Khandrawali is a large village located in Kairana tehsil of Shamli district in the Indian state of Uttar Pradesh.

== Geography ==
Nearby settlement include Shamli (7 km), Kairana (7 km), Kandhla (7km), Panipat (30 km), Karnal (45 km), Meerut (60 km), Delhi Border (75 km), Muzaffarnagar (45 km), Saharanpur (75 km) and Baraut (35 km).

Most of the population are from dominant Chauhan Gurjar khap consisting of 84 villages popularly known as "Chourasi ke Chauhan".

It is situated between two canals. East Yamuna Canal lies to the east and Chhoti Nahar canal lies to the west. Nearby villages include Keri salha, Alipur, Jahanpur, Aldi, Gujjarpur, Fatehpur, Malakpur, Erti, Kandela, Lilon, Braham Kheda, Loharipur, Beenra, Meemla Garhi, Rasoolpur, Gujran Balwa, Jasala, Panjokhra, Kiwana, Matlnawli,

== Demographics ==
As of census 2011, Khandrawali had population of 8,871 of which 4,764 are males while 4,107 are females. Children aged 0-6 number 1540, 17.36% of the total. The average sex ratio is 862, lower than the state average of 912. The child sex ratio is 925, higher than Uttar Pradesh average of 902. In 2011, the literacy rate was 69.96% compared to 67.68% for Uttar Pradesh.
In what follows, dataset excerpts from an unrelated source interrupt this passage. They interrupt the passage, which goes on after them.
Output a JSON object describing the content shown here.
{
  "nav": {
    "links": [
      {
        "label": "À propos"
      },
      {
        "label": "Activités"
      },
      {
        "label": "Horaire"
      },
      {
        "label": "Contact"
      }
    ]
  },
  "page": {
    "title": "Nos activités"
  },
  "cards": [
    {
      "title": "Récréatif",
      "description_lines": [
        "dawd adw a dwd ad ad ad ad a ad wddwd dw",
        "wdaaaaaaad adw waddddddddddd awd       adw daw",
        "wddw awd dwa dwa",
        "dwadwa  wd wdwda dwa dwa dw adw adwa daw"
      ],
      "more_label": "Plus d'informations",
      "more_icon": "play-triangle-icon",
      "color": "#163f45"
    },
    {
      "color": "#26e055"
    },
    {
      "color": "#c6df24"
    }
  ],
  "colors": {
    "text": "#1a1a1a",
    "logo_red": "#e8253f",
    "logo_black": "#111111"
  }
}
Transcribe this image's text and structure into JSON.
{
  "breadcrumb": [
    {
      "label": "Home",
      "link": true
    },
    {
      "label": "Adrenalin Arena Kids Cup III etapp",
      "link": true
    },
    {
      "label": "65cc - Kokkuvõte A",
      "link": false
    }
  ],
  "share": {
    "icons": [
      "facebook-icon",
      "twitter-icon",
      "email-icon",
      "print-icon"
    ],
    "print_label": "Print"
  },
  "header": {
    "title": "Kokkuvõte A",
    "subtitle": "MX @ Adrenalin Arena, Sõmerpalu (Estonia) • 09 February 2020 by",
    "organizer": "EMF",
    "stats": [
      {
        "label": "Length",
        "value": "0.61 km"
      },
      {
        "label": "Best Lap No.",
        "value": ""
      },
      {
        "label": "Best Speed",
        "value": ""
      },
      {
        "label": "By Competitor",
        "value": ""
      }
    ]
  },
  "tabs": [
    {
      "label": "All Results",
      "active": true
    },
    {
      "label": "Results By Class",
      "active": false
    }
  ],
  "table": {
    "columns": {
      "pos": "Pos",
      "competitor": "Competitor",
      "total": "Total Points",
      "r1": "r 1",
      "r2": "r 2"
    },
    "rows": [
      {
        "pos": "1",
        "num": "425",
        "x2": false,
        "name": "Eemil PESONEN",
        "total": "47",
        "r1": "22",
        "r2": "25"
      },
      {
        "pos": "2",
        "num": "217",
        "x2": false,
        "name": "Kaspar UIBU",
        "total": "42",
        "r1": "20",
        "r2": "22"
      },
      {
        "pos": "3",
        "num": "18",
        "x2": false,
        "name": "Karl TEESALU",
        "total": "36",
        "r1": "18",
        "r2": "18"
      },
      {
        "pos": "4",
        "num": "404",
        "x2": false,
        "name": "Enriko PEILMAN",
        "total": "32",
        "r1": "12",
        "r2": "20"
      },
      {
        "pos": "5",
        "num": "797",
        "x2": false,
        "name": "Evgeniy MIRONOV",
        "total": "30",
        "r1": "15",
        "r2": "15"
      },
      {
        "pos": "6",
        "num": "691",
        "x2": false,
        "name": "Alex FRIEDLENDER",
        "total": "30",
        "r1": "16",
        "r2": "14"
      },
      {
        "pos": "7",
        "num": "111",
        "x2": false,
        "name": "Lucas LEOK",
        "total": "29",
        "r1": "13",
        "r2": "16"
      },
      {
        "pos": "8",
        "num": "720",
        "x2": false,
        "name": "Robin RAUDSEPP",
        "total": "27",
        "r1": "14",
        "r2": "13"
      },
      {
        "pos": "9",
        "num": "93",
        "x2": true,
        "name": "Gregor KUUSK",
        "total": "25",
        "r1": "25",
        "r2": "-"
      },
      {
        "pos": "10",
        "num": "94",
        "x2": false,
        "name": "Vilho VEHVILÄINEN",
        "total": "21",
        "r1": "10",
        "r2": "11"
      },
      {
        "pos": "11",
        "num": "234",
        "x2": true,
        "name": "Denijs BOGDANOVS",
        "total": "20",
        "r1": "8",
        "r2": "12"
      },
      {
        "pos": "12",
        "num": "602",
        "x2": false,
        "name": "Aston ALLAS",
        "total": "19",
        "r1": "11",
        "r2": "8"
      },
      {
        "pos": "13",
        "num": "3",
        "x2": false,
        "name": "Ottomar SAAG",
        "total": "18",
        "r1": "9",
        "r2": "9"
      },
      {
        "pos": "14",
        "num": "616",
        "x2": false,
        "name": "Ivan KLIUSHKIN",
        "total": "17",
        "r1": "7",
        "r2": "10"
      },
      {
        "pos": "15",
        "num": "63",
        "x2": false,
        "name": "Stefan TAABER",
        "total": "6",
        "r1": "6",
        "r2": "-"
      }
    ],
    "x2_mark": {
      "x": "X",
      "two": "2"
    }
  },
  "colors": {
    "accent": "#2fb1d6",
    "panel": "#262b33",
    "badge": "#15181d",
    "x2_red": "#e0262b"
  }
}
Male literacy stands at 78.94% while female literacy rate was 52.87%.

== Economy ==
The main occupation is agriculture led by sugarcane.

There are six mosques and four temples in the village.
The village has a police chowki of Kandhla police station to secure of security of village people and daily passengers. Police chowki Khandrawali is situated nearby khandrawali Bus stand and Khandrawali railway station.

== Transport ==
A railway station sits on the Delhi-Shamli-Saharanpur line.

The Delhi-Saharanpur National Highway 709B runs nearby.